Q: Is json_schema mode slower than json mode? A: Slightly (~5-10%), but negligible compared to the value of guaranteed structure and type safety.

Q: Can the model fail to generate valid output? A: With strict: true, the model always produces valid schema-compliant output. With strict: false, it makes best effort. In json mode, the model always returns valid JSON.

Q: How do I handle optional fields? A: In json_schema mode, don't include them in the required array. In json mode, mention in your prompt which fields are optional.

Q: Can I use multiple schemas in one request? A: Yes! Provide multiple schemas in the json_schema parameter. The model will select the most appropriate one based on context.

Q: What happens if my prompt conflicts with the schema? A: The schema takes precedence. The model will always conform to the schema structure, even if the prompt suggests otherwise.
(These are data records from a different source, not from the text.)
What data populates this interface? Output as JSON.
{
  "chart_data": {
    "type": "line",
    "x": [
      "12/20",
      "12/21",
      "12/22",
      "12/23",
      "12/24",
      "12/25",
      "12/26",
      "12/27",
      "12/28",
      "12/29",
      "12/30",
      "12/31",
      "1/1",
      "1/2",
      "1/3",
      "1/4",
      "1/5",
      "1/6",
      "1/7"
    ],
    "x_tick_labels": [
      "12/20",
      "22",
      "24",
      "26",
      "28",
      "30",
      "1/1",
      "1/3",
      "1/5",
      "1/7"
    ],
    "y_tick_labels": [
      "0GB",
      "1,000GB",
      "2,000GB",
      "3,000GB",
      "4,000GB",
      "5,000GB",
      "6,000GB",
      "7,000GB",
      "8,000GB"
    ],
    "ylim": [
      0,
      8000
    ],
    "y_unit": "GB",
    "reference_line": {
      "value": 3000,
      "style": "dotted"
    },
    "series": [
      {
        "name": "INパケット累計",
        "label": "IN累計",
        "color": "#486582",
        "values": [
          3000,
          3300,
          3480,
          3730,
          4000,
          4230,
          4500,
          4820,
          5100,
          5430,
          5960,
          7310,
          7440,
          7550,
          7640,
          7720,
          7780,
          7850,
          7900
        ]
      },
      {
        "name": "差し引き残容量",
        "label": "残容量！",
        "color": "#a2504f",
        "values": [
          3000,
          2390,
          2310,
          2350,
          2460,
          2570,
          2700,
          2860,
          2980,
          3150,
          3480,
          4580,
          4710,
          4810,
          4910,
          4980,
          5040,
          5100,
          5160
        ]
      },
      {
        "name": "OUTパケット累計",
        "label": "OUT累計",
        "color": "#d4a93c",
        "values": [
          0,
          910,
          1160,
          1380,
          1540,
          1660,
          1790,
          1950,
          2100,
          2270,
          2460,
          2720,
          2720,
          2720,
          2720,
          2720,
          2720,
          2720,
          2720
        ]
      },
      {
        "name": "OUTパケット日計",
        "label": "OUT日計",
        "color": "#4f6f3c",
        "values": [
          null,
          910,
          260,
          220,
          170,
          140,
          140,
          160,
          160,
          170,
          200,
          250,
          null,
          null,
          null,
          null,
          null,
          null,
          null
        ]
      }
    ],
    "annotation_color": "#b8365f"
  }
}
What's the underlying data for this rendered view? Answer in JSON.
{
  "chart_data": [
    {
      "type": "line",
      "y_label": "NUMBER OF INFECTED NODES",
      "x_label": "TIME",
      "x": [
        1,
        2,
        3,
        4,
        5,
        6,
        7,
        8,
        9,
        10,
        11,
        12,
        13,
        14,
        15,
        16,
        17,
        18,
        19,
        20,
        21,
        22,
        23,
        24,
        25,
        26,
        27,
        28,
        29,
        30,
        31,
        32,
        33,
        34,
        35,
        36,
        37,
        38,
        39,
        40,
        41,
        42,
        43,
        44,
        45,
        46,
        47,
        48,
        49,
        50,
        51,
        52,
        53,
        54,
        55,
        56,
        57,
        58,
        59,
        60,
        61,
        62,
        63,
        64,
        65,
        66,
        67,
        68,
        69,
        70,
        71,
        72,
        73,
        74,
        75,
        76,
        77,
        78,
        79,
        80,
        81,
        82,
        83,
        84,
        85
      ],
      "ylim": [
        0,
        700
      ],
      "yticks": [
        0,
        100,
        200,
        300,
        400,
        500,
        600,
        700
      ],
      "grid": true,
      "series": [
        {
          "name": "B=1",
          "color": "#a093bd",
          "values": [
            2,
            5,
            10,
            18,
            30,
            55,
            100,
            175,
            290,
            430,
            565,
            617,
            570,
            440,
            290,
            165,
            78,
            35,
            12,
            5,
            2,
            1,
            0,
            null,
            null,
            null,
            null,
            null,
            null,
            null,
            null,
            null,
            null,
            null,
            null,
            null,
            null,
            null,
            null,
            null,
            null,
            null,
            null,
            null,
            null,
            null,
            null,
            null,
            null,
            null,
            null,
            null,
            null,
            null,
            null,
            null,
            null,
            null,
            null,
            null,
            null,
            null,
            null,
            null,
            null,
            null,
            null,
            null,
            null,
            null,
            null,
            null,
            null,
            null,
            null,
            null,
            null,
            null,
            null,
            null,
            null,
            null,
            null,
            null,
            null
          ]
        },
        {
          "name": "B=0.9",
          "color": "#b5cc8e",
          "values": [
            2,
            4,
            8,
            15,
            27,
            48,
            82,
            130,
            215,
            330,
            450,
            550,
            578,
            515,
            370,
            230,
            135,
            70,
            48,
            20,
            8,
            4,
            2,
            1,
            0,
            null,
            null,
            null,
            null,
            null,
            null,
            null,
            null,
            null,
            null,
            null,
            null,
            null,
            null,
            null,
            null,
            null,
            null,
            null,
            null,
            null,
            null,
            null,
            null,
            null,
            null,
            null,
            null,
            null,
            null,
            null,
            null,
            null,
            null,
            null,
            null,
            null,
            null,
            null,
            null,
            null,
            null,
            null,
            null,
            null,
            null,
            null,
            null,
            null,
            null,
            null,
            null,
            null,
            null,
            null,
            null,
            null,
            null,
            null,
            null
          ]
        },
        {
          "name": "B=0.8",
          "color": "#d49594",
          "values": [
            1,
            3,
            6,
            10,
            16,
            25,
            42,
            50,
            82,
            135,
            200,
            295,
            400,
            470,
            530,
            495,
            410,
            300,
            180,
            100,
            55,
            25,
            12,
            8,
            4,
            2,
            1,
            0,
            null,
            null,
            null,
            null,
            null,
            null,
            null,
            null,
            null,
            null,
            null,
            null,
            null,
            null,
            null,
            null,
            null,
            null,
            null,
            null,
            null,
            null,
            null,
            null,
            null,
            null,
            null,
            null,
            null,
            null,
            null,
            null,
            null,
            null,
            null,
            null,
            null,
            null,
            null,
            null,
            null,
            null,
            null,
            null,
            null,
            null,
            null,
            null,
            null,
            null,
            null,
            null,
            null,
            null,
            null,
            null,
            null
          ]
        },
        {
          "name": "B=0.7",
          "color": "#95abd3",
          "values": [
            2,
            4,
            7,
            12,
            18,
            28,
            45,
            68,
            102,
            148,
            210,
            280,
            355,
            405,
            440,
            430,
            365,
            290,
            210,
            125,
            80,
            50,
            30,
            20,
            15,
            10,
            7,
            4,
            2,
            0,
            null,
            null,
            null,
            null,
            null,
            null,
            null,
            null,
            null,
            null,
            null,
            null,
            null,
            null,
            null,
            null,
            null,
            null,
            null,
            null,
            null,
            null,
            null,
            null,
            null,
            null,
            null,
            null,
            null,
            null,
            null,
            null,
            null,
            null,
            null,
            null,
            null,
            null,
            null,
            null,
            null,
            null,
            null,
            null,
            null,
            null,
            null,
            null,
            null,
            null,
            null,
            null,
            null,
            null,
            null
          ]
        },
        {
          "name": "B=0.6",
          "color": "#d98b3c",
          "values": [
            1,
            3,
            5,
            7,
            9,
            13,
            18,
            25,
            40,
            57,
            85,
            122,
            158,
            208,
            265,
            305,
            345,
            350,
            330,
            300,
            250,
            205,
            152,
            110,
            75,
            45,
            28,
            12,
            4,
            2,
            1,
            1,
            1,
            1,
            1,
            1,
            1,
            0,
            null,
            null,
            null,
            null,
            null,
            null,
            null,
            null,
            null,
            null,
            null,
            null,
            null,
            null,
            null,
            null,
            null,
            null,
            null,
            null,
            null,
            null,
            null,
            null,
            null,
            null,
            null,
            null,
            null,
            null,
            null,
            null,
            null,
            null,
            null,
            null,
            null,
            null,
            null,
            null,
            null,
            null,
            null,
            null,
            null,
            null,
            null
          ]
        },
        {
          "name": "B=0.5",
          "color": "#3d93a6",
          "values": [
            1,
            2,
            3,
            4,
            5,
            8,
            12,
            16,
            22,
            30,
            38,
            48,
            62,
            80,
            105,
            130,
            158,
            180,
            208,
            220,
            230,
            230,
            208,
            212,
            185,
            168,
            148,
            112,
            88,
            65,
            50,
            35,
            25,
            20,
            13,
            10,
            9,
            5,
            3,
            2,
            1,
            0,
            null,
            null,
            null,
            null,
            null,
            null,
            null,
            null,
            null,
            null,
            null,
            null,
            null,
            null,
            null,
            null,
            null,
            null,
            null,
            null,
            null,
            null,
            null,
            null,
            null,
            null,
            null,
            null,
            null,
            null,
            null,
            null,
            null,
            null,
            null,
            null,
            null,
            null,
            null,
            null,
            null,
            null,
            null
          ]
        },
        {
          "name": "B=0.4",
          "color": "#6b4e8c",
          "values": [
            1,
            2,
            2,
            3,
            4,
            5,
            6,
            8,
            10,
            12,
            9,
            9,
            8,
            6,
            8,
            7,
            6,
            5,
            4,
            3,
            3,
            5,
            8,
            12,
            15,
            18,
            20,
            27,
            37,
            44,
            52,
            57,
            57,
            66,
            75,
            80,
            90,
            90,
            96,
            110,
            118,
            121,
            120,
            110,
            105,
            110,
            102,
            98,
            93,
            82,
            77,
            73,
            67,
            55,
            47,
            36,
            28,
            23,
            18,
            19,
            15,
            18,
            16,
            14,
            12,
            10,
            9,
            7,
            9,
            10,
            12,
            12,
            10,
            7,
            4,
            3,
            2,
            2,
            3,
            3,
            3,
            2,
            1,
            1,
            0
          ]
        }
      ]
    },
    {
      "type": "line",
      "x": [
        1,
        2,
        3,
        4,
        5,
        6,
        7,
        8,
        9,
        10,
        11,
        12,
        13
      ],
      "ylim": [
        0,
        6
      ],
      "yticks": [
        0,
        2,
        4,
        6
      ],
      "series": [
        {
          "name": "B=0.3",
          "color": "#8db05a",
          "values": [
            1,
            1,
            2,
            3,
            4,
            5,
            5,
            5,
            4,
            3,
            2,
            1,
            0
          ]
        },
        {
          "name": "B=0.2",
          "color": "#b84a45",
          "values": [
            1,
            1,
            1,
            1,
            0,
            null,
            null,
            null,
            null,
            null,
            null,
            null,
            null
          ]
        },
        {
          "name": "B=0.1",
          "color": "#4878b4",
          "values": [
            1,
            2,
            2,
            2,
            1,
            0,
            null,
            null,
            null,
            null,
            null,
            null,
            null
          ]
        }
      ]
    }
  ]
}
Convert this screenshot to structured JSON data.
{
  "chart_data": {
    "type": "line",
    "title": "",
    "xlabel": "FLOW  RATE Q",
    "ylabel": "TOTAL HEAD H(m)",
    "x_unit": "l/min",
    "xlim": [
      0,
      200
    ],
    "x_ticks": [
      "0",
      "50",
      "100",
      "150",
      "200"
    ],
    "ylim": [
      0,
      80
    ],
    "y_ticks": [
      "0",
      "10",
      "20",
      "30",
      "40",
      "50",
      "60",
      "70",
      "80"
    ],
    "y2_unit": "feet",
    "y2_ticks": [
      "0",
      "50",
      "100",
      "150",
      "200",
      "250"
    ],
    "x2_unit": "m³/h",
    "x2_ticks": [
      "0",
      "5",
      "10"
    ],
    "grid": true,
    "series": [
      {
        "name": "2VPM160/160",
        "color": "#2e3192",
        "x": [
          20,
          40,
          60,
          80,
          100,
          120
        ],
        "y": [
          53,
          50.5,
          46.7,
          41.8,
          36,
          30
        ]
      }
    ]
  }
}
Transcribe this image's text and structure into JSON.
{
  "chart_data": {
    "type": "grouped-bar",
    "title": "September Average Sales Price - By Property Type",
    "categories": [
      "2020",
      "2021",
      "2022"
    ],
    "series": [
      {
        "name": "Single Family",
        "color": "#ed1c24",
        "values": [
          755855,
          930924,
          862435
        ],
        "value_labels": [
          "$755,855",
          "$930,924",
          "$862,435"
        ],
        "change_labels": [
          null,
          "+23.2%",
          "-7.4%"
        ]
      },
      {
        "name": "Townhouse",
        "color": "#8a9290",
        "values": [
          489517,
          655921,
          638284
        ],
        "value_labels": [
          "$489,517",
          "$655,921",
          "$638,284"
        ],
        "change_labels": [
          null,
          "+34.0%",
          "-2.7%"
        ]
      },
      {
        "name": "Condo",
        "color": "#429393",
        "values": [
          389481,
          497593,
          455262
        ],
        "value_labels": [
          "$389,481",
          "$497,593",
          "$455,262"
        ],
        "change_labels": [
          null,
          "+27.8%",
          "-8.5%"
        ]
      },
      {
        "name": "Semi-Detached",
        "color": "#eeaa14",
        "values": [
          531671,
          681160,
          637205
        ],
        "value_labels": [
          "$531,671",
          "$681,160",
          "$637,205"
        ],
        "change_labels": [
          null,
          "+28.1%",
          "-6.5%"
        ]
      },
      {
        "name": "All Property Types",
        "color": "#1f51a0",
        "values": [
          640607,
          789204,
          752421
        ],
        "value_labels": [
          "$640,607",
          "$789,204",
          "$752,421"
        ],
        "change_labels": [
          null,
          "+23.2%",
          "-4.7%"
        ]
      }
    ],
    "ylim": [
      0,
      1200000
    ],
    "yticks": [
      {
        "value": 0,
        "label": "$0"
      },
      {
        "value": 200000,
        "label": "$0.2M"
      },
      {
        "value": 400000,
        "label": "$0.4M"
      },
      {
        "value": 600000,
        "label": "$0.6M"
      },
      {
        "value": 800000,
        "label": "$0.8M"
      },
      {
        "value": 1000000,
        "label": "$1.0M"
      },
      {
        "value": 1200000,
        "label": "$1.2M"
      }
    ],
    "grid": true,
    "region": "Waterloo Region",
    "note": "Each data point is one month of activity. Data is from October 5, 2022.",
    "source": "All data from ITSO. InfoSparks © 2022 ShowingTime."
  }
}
Q: Can I use JSON mode with streaming? A: Yes, both json and json_schema modes work with streaming. The JSON will be streamed incrementally.

Q: How do I debug schema validation errors? A: Check that your schema follows JSON Schema Draft 2020-12 specification. Use online validators like jsonschemavalidator.net to test your schema.